Like the model number suggests, this amplifier delivers 110 watts per channel, courtesy of a push-pull, fully-balanced circuit containing two matched pairs of 6550C output tubes per channel. The hybrid input stage employs direct-coupled JFETs with a 6H30 gain stage and 6H30 cathode follower. Biasing is not automatic, so here's a use for your digital volt meter. The procedure is explained in detail in the manual, and it is accomplished using insulated test points on the main boards. The output section is a combination of classic ultra-linear topology and Audio Research's "partially cathode-coupled" topology, which the company argues as capable of "yielding better sound than conventional pentode or triode operation."
As mentioned before, this unit adheres to Reference practice in providing only balanced inputs - 300K ohm impedance and via XLRs. It's non-inverting, too, but I trust that all seasoned audiophiles set polarity by ear. Better still, they use preamps with an inversion switch.

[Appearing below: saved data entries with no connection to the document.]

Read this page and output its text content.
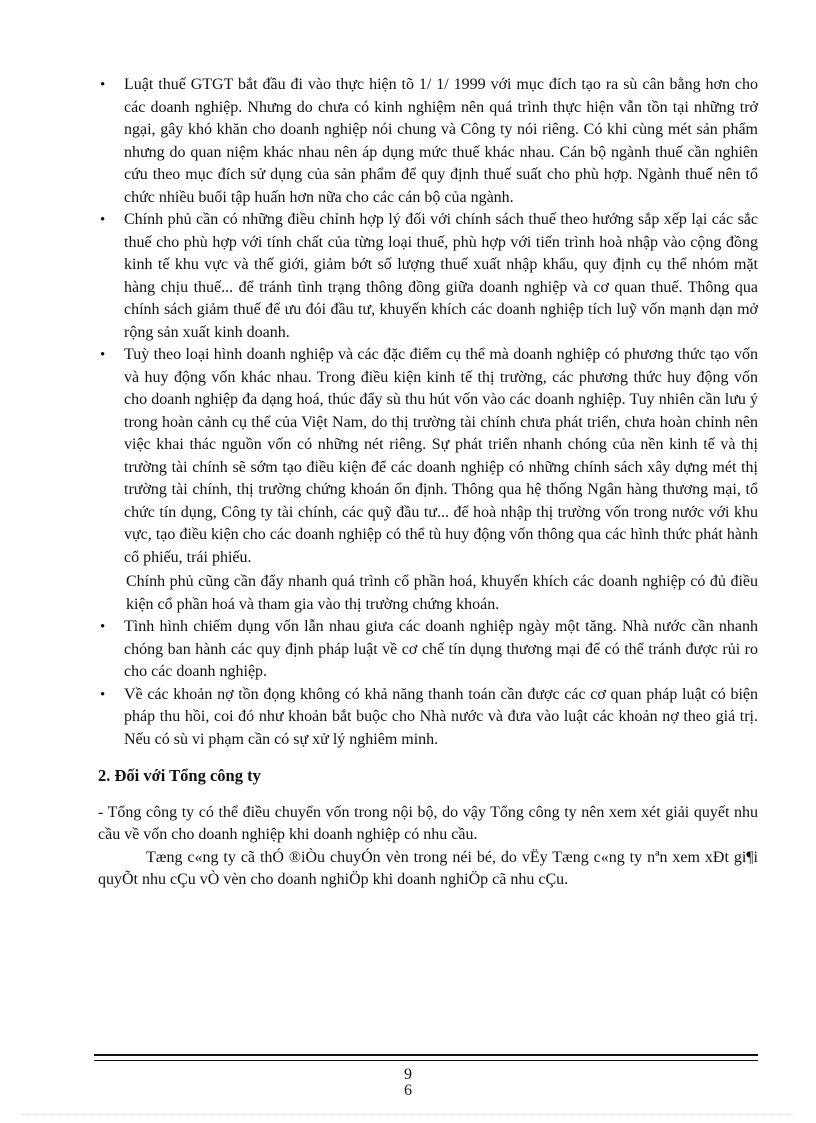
• Luật thuế GTGT bắt đầu đi vào thực hiện tõ 1/ 1/ 1999 với mục đích tạo ra sù cân bằng hơn cho các doanh nghiệp. Nhưng do chưa có kinh nghiệm nên quá trình thực hiện vẫn tồn tại những trở ngại, gây khó khăn cho doanh nghiệp nói chung và Công ty nói riêng. Có khi cùng mét sản phẩm nhưng do quan niệm khác nhau nên áp dụng mức thuế khác nhau. Cán bộ ngành thuế cần nghiên cứu theo mục đích sử dụng của sản phẩm để quy định thuế suất cho phù hợp. Ngành thuế nên tổ chức nhiều buổi tập huấn hơn nữa cho các cán bộ của ngành.

• Chính phủ cần có những điều chỉnh hợp lý đối với chính sách thuế theo hướng sắp xếp lại các sắc thuế cho phù hợp với tính chất của từng loại thuế, phù hợp với tiến trình hoà nhập vào cộng đồng kinh tế khu vực và thế giới, giảm bớt số lượng thuế xuất nhập khẩu, quy định cụ thể nhóm mặt hàng chịu thuế... để tránh tình trạng thông đồng giữa doanh nghiệp và cơ quan thuế. Thông qua chính sách giảm thuế để ưu đói đầu tư, khuyến khích các doanh nghiệp tích luỹ vốn mạnh dạn mở rộng sản xuất kinh doanh.

• Tuỳ theo loại hình doanh nghiệp và các đặc điểm cụ thể mà doanh nghiệp có phương thức tạo vốn và huy động vốn khác nhau. Trong điều kiện kinh tế thị trường, các phương thức huy động vốn cho doanh nghiệp đa dạng hoá, thúc đẩy sù thu hút vốn vào các doanh nghiệp. Tuy nhiên cần lưu ý trong hoàn cảnh cụ thể của Việt Nam, do thị trường tài chính chưa phát triển, chưa hoàn chỉnh nên việc khai thác nguồn vốn có những nét riêng. Sự phát triển nhanh chóng của nền kinh tế và thị trường tài chính sẽ sớm tạo điều kiện để các doanh nghiệp có những chính sách xây dựng mét thị trường tài chính, thị trường chứng khoán ổn định. Thông qua hệ thống Ngân hàng thương mại, tổ chức tín dụng, Công ty tài chính, các quỹ đầu tư... để hoà nhập thị trường vốn trong nước với khu vực, tạo điều kiện cho các doanh nghiệp có thể tù huy động vốn thông qua các hình thức phát hành cổ phiếu, trái phiếu.

Chính phủ cũng cần đẩy nhanh quá trình cổ phần hoá, khuyến khích các doanh nghiệp có đủ điều kiện cổ phần hoá và tham gia vào thị trường chứng khoán.

• Tình hình chiếm dụng vốn lẫn nhau giưa các doanh nghiệp ngày một tăng. Nhà nước cần nhanh chóng ban hành các quy định pháp luật về cơ chế tín dụng thương mại để có thể tránh được rủi ro cho các doanh nghiệp.

• Về các khoản nợ tồn đọng không có khả năng thanh toán cần được các cơ quan pháp luật có biện pháp thu hồi, coi đó như khoản bắt buộc cho Nhà nước và đưa vào luật các khoản nợ theo giá trị. Nếu có sù vi phạm cần có sự xử lý nghiêm minh.

2. Đối với Tổng công ty

- Tổng công ty có thể điều chuyển vốn trong nội bộ, do vậy Tổng công ty nên xem xét giải quyết nhu cầu về vốn cho doanh nghiệp khi doanh nghiệp có nhu cầu.

Tæng c«ng ty cã thÓ ®iÒu chuyÓn vèn trong néi bé, do vËy Tæng c«ng ty nªn xem xÐt gi¶i quyÕt nhu cÇu vÒ vèn cho doanh nghiÖp khi doanh nghiÖp cã nhu cÇu.

9
6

After manhandling this 67.4 pound beast into position, I connected it between the McIntosh C2200 preamplifier and my trusty Sonus faber Guarneris. I soon found out that the speakers prefer the eight-ohm taps, the bass tightening up considerably and the dynamic swings seeming more fluid and greater in spread from low levels to high. The dynamic range was, it turned out, one of the REF110's most seductive qualities, along with the most liquid and natural bass I've heard since the days of the original Class-A Krells.